Working with contractors can make a lot of sense for companies of all sizes. Sometimes the full-time hiring process takes too long. Sometimes the person you really want doesn't want to come on full-time. Whatever the case, when you do bring on contract tech talent, here are 6 simple tips to help you have the most productive and mutually enjoyable experience working with them.
1. Goals and Expectations
First and foremost, defining success in specific and measurable terms is crucial. Without it, you don't know where you stand and if you have succeeded. This includes the creation of a mutually acceptable scope of work, timeline and budget. Estimates can work well especially when the tasks at hand are new and/or novel.
As with all relationships, communication is paramount. You must define means and frequency of communication from the onset ensuring that you know what your contract tech talent is doing on a regular basis. Be clear about the kinds of things on which you want to be updated, how and when.
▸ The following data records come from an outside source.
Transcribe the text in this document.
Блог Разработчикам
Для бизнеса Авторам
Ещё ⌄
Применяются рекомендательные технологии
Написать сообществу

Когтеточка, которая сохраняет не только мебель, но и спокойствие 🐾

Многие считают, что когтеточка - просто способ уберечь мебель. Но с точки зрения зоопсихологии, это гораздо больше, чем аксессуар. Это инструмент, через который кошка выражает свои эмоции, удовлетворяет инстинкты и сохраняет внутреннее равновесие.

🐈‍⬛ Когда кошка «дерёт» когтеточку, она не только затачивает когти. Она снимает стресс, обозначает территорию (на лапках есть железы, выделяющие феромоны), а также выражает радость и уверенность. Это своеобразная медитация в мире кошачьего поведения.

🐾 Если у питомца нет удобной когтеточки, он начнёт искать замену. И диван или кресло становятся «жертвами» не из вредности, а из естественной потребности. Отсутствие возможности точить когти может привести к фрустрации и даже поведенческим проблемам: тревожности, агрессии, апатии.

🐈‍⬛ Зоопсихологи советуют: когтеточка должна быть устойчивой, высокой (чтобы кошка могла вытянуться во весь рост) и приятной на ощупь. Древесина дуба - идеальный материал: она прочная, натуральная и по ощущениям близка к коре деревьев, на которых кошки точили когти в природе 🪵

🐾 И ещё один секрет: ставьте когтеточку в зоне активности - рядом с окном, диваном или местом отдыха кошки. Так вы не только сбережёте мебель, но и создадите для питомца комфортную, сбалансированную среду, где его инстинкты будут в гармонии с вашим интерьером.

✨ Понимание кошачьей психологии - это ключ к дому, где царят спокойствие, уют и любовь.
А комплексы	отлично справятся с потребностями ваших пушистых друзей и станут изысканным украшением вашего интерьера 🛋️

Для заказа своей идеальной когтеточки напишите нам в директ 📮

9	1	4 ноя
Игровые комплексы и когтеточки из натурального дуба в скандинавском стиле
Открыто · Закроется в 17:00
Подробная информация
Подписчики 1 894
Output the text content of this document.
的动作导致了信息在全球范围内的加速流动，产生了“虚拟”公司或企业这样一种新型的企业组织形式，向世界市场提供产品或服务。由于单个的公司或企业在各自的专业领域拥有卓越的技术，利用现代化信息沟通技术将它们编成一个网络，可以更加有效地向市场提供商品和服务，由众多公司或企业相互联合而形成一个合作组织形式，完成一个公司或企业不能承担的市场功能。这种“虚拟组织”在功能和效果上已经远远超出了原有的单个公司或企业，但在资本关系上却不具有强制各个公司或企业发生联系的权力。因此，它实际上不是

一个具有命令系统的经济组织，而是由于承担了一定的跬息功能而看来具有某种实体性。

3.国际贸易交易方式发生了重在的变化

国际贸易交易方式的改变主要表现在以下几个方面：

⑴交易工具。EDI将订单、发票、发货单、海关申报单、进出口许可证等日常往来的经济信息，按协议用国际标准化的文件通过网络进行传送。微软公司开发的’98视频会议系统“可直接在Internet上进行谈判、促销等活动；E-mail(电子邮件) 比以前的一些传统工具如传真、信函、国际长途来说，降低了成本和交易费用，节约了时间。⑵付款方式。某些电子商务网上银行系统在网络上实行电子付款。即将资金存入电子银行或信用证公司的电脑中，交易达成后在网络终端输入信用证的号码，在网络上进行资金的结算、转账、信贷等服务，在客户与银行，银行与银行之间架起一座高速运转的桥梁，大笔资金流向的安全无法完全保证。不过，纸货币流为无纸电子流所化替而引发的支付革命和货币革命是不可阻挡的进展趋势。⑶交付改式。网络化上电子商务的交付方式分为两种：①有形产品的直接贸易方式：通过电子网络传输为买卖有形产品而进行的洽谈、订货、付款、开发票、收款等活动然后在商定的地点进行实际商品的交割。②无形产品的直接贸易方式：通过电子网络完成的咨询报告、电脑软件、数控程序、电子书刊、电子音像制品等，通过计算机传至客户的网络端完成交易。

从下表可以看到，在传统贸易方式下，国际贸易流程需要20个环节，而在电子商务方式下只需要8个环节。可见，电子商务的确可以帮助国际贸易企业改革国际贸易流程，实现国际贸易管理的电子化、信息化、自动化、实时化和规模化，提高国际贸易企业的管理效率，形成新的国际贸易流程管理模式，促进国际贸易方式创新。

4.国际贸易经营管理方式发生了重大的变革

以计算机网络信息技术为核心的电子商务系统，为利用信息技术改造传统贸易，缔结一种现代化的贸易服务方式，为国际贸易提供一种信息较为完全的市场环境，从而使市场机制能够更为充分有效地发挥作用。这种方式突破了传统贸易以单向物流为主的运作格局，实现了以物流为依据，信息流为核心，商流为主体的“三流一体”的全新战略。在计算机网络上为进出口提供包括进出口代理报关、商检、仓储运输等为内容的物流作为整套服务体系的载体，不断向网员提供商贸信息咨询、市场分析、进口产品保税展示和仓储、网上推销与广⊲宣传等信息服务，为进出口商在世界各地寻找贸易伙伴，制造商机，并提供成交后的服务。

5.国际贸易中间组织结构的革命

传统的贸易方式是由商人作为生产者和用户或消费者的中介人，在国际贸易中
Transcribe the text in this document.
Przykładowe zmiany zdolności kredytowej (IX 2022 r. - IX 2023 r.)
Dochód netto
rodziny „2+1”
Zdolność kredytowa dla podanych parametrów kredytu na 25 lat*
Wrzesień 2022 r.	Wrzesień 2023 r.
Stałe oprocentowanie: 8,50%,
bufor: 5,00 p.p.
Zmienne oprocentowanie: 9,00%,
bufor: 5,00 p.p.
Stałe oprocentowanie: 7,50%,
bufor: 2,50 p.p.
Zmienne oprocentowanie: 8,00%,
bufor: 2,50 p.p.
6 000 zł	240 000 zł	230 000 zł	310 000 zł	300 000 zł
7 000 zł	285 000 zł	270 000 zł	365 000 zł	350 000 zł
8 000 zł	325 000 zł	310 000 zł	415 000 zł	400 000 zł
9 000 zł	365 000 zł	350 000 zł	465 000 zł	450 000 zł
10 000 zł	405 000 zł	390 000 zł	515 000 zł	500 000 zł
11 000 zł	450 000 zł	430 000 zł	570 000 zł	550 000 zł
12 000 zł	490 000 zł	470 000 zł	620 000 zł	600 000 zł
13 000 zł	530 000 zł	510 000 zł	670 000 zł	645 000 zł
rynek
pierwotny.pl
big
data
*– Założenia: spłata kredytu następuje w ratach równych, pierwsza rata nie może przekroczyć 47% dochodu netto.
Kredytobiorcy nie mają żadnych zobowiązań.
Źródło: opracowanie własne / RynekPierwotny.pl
3. Single Point Of Contact
Ideally you want a single point of contact that conveys priorities and information to the contractor. If a contractor has three people whom she/he needs to report to and they have different goals and priorities, there is no way she/he can succeed.
As with managing any project, regular review and course correction is a best practice. There is nothing worse than getting to the end of the project and realizing someone was going in the wrong direction and could've been redirected with a little nudge had you only been paying closer attention and checking-in regularly. This is not to say micromanagement is better than no management. The right balance is needed.
5. They Are Contractors -- Treat them that way
Don't treat them like employees. This is for many reasons, not the least of which being that you can get in trouble with the IRS if you treat them too much like an employee (e.g. giving them a company email address, setting their hours, making them use your computers, etc.). Here are a few tips from Legalzoom regarding how to know if you are treating contractors as contractors:
- The worker should supply his or her own equipment, materials and tools
- All necessary materials are not supplied by the employer
- The worker can be discharged at anytime and can choose whether or not to come to work without fear of losing employment
- The worker controls the hours of employment
6. They Don't Need to be in Every Meeting
Finally, your contractor does not need to be in every meeting and on every call to understand every nuance. They stay focused on the tasks at hand without the endless distractions of meetings and calls on topics that are only mildly related to their engagement. As with managing anyone, giving them a sense of context and inspiring them will get you a better result so don't treat them like a machine.
Working with contractors can be amazing. They are most often professional, diligent, and self-directed. One of the great benefits of having a contract tech worker is their profound efficiency when managed properly. If you are clear with them about a specific set of tasks and you have the discipline to stick with that, they are the most efficient workers available.